La tienda, aunque pequeña, es el sueño de cualquier parrillero. Tienen de todo, desde barbacoas a las que solo les falta un disc jockey, hasta los más insignificantes pinchos para agarrar mazorcas, pasando, por supuesto, por todo tipo de herramientas, implementos, accesorios y ferretería necesaria.
Pero lo que concierne a esta columna, es una selección exclusiva y deliciosa de carnes, pescados, embutidos y todo tipo de salsas, condimentos, marinadas y complementos para hacer una barbacoa exquisita.
Elegí unos cortes de carne para asar. Miré con ojos de fascinación y cariño unas baby backs de cerdo, que no compré, porque en la familia, mi hermano es el campeón de las costillitas, y donde manda capitán, ya sabes.
Así que pregunté cuál de los cortes que ofrecen es la “cosotota”, y la respuesta fue el Ribeye Cowboy Steak, un pedazo de carne al que también se le llama “Corte francés”. Está entre 1.3 y 1.5 la libra. Se aconseja cocinarlo “en seco”, y, francamente, no necesita aderezo. Un poco de sal, pimienta y listo.
También hice una entraña absolutamente divina, aunque confieso que sí le puse un poco de mantequilla porque… pues porque sí.
El Culotte, que es un corte que viene de cerca del filete, no es tan suave como éste, pero sí que tiene muchísimo más gusto. Por lo general, las porciones son de 10 onzas y tienen como una pulgada de grosor. Yo lo puse a marinar durante la noche en aceite de oliva y al día siguiente estuvo divino.
Tienen chorizos, hamburguesas, pescados, etc., que dejé para otro momento, aunque estuve súper intrigada por los hot dogs rellenos de queso cheddar y las hamburguesas rellenas de Roquefort; para otro día serán.
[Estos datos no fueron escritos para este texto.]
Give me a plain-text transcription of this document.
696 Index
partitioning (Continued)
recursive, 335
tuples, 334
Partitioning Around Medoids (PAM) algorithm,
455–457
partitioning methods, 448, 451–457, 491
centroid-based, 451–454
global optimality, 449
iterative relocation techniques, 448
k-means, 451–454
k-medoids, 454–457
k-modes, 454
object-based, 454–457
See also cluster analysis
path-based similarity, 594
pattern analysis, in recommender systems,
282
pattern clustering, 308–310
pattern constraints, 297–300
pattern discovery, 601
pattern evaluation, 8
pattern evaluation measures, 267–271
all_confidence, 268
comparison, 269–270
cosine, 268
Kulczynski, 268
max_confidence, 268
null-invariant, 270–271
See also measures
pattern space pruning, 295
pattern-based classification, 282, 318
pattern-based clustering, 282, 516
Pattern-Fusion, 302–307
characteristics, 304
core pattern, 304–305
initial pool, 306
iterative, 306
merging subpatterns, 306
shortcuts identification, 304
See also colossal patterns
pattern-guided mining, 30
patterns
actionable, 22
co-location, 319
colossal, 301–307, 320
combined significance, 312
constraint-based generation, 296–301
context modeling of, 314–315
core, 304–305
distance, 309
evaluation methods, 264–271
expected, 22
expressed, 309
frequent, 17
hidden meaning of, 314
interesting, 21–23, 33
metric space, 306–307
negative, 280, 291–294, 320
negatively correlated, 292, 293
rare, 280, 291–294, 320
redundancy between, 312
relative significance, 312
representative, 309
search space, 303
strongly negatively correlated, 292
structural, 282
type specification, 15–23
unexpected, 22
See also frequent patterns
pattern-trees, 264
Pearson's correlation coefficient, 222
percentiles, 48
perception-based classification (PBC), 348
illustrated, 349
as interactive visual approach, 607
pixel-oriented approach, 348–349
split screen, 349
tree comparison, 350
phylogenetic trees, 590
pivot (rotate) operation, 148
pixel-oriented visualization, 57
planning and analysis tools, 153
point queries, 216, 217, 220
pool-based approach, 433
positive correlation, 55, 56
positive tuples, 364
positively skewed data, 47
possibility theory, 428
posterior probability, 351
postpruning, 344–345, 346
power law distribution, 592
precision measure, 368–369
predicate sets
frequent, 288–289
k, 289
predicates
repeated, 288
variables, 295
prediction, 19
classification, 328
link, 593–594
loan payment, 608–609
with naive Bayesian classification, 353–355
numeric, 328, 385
Tienen varios rubs, compré uno para piña, que lleva su toque de picante, con azúcar y toques de jengibre. También sirve para frutas, y por supuesto para cerdo y pollo. Seré franca: no seguí las direcciones del paquete (disolver en jugo de naranja), sino que se lo eché directo a unas rodajas de piña, y al sartén. Delicioso.
Probé varias salsas de barbacoa marca Rothschild, ya que tienen siempre algunas abiertas para que prueben los clientes. La de piña, coco, mango y tequila es un tris picante, con una textura aterciopelada y por supuesto, muy frutal. Otra de miel con ajonjolí a la que se le siente algo de mostaza y sésame a la cabeza. Dixit.